Here at the Mars Desert Research Station, we are seven for the first phase of our Mars 160 science mission. We are living in simulation in a Mars analogue in a remote desert where temperatures can range from 14 degrees Fahrenheit (minus 10 degrees Celsius) in winter to more than 104 degrees F (40 degrees C) in summer.

When it comes to understanding how life might be in an enclosed community in an extreme environment off Earth, unless I move to Eigg (an island off the west Scottish coast), this is about as close as it gets to living in a small frontier microsociety on Mars.
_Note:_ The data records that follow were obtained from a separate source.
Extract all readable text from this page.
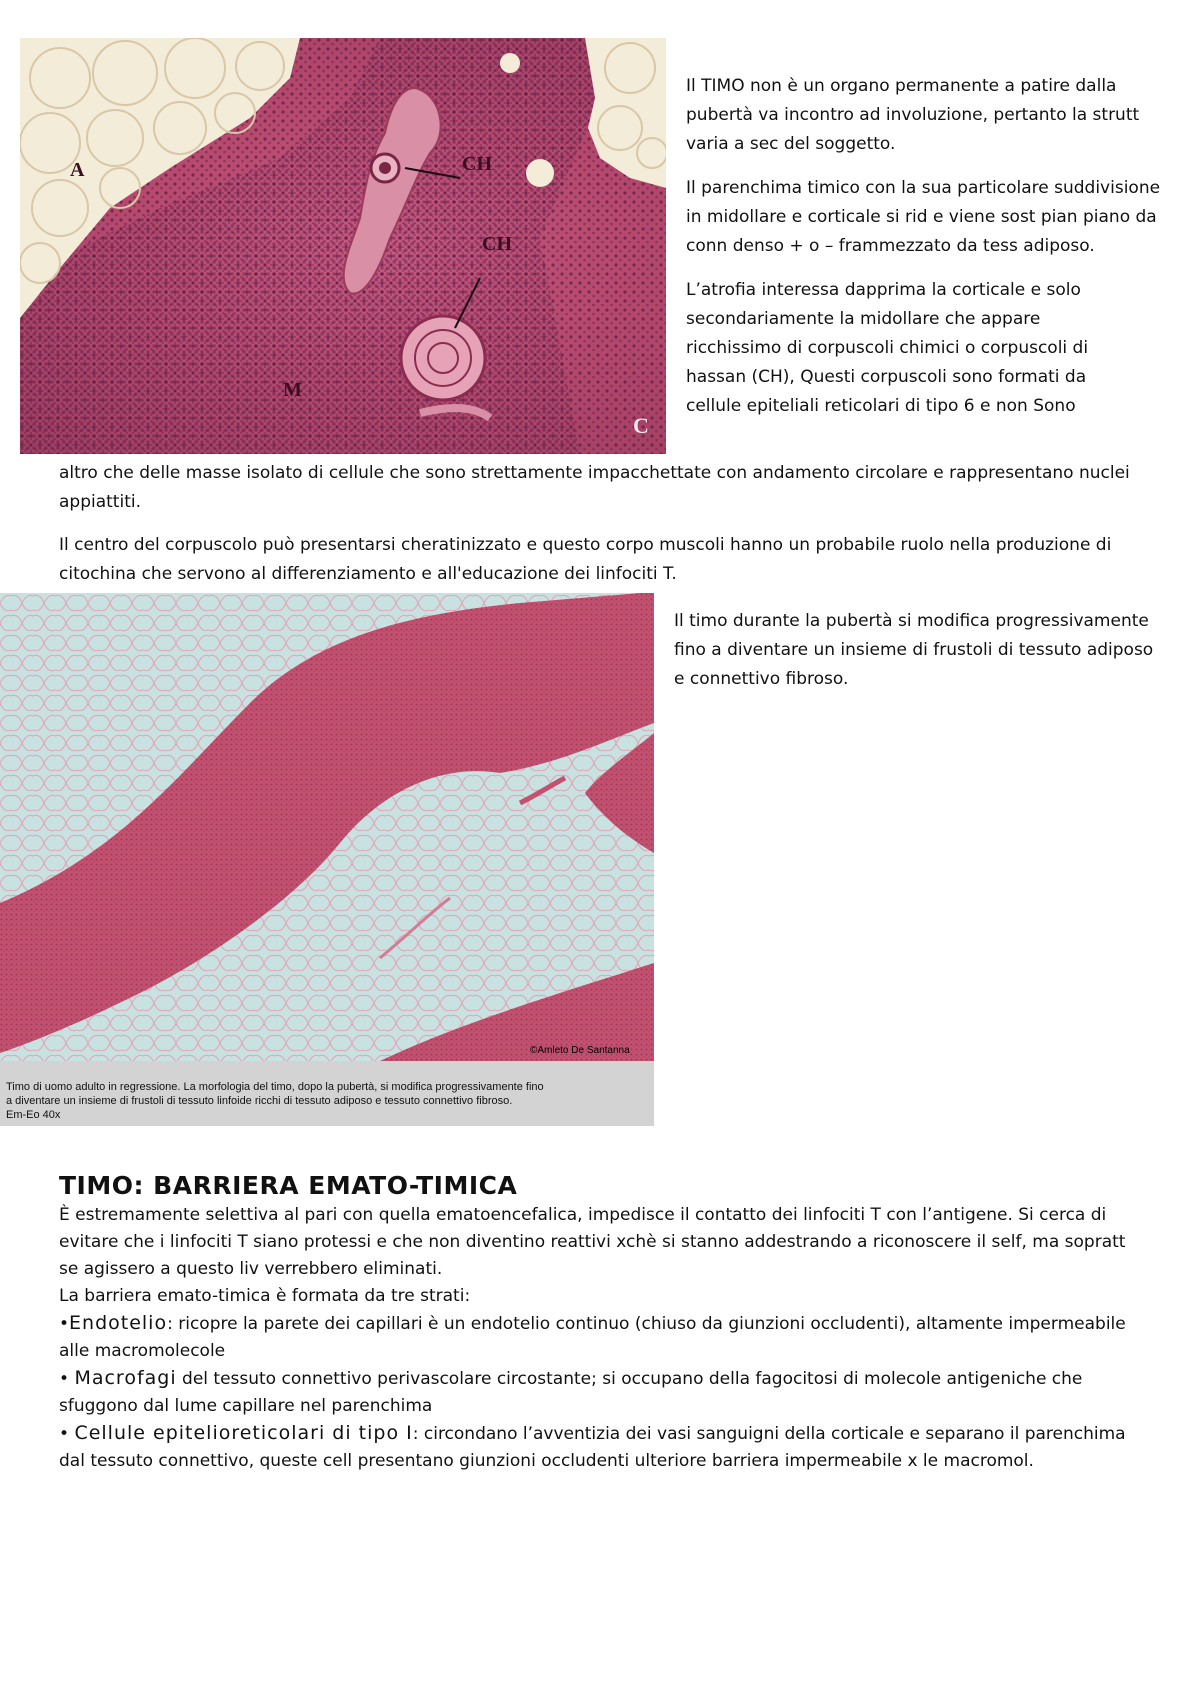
A	CH
CH
M
C

Il TIMO non è un organo permanente a patire dalla pubertà va incontro ad involuzione, pertanto la strutt varia a sec del soggetto.

Il parenchima timico con la sua particolare suddivisione in midollare e corticale si rid e viene sost pian piano da conn denso + o – frammezzato da tess adiposo.

L’atrofia interessa dapprima la corticale e solo
secondariamente la midollare che appare
ricchissimo di corpuscoli chimici o corpuscoli di
hassan (CH), Questi corpuscoli sono formati da
cellule epiteliali reticolari di tipo 6 e non Sono

altro che delle masse isolato di cellule che sono strettamente impacchettate con andamento circolare e rappresentano nuclei appiattiti.

Il centro del corpuscolo può presentarsi cheratinizzato e questo corpo muscoli hanno un probabile ruolo nella produzione di citochina che servono al differenziamento e all'educazione dei linfociti T.

©Amleto De Santanna
Timo di uomo adulto in regressione. La morfologia del timo, dopo la pubertà, si modifica progressivamente fino
a diventare un insieme di frustoli di tessuto linfoide ricchi di tessuto adiposo e tessuto connettivo fibroso.
Em-Eo 40x

Il timo durante la pubertà si modifica progressivamente fino a diventare un insieme di frustoli di tessuto adiposo e connettivo fibroso.

TIMO: BARRIERA EMATO-TIMICA

È estremamente selettiva al pari con quella ematoencefalica, impedisce il contatto dei linfociti T con l’antigene. Si cerca di evitare che i linfociti T siano protessi e che non diventino reattivi xchè si stanno addestrando a riconoscere il self, ma sopratt se agissero a questo liv verrebbero eliminati.

La barriera emato-timica è formata da tre strati:

•Endotelio: ricopre la parete dei capillari è un endotelio continuo (chiuso da giunzioni occludenti), altamente impermeabile alle macromolecole

• Macrofagi del tessuto connettivo perivascolare circostante; si occupano della fagocitosi di molecole antigeniche che sfuggono dal lume capillare nel parenchima

• Cellule epitelioreticolari di tipo I: circondano l’avventizia dei vasi sanguigni della corticale e separano il parenchima dal tessuto connettivo, queste cell presentano giunzioni occludenti ulteriore barriera impermeabile x le macromol.
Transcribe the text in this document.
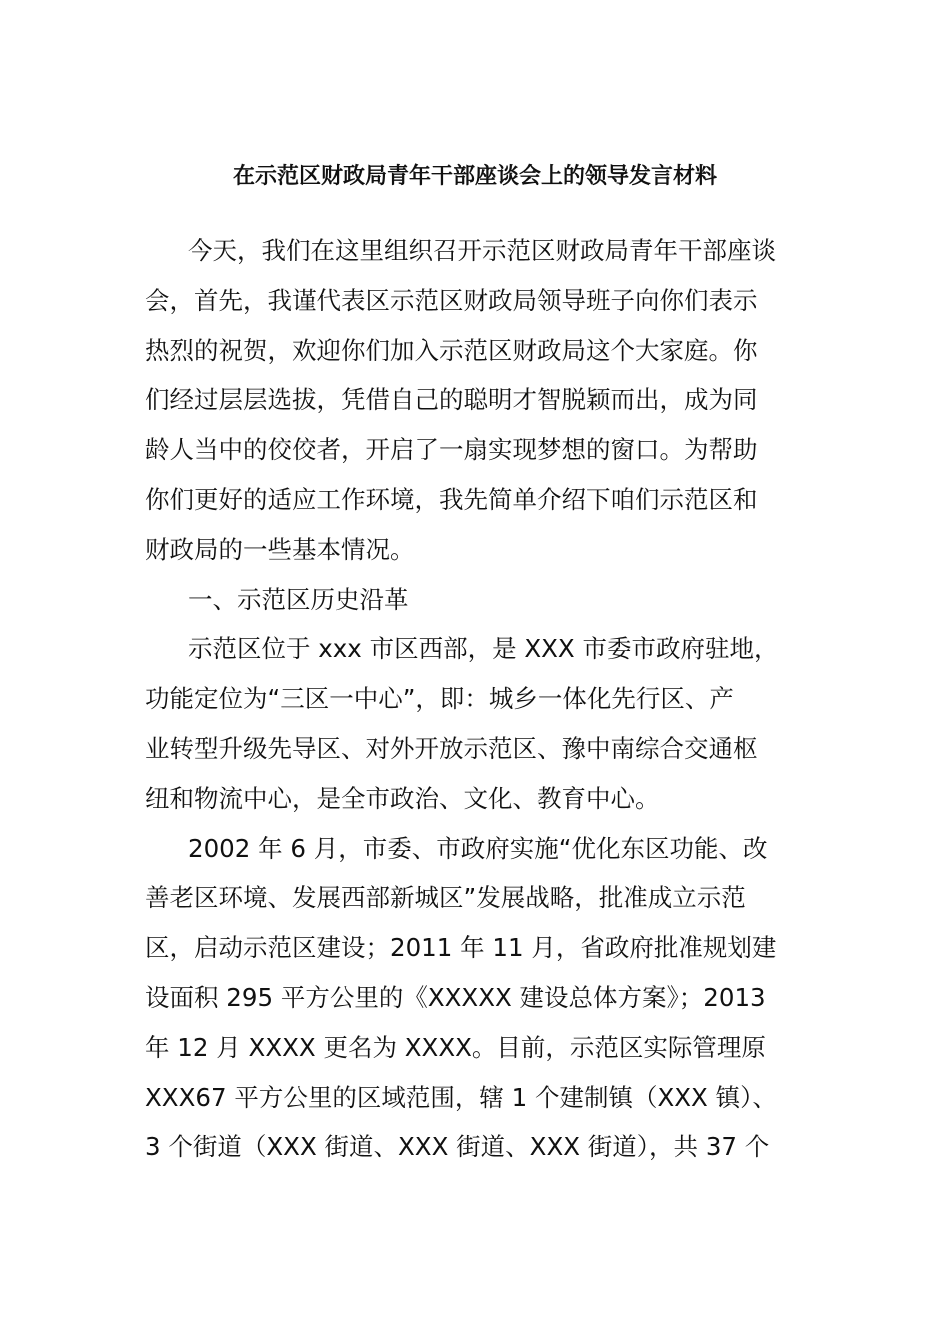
在示范区财政局青年干部座谈会上的领导发言材料
今天，我们在这里组织召开示范区财政局青年干部座谈
会，首先，我谨代表区示范区财政局领导班子向你们表示
热烈的祝贺，欢迎你们加入示范区财政局这个大家庭。你
们经过层层选拔，凭借自己的聪明才智脱颖而出，成为同
龄人当中的佼佼者，开启了一扇实现梦想的窗口。为帮助
你们更好的适应工作环境，我先简单介绍下咱们示范区和
财政局的一些基本情况。
一、示范区历史沿革
示范区位于 xxx 市区西部，是 XXX 市委市政府驻地，
功能定位为“三区一中心”，即：城乡一体化先行区、产
业转型升级先导区、对外开放示范区、豫中南综合交通枢
纽和物流中心，是全市政治、文化、教育中心。
2002 年 6 月，市委、市政府实施“优化东区功能、改
善老区环境、发展西部新城区”发展战略，批准成立示范
区，启动示范区建设；2011 年 11 月，省政府批准规划建
设面积 295 平方公里的《XXXXX 建设总体方案》；2013
年 12 月 XXXX 更名为 XXXX。目前，示范区实际管理原
XXX67 平方公里的区域范围，辖 1 个建制镇（XXX 镇）、
3 个街道（XXX 街道、XXX 街道、XXX 街道），共 37 个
This evening, after a ruckus in our crew family about report writing (I won’t go into it), in my loft I was thinking about crew morale and how we manage to stay healthy, as well as work hard and live together in such a small container in an enormous desert. I found something on my laptop that I wrote a while ago that started me thinking. This is what I wrote:

“When we leave the security of home and the warmth of our fires to travel to other planets as explorers or even as refugees on starships, we will be constantly challenged by our new circumstances. We may be menaced by those who control our oxygen. It’s possible that we could end up living as spectators to our own imprisonment, trying to exist amongst people who are aggressive or broken. On Mars, as we contend with the threat of real danger, pain or harm, anxiety and the continual tension in shared space could lead to deteriorating morale, to stagnation or depression, to a loss of well-being in management terms, and for us, damage to human health.” (Editor’s note: This passage is part of a piece Beattie wrote called “Art and Change in Extraterrestrial Societies.” It appeared in the book “Dissent, Revolution and Liberty Beyond Earth,” which was published by Springer in 2016.)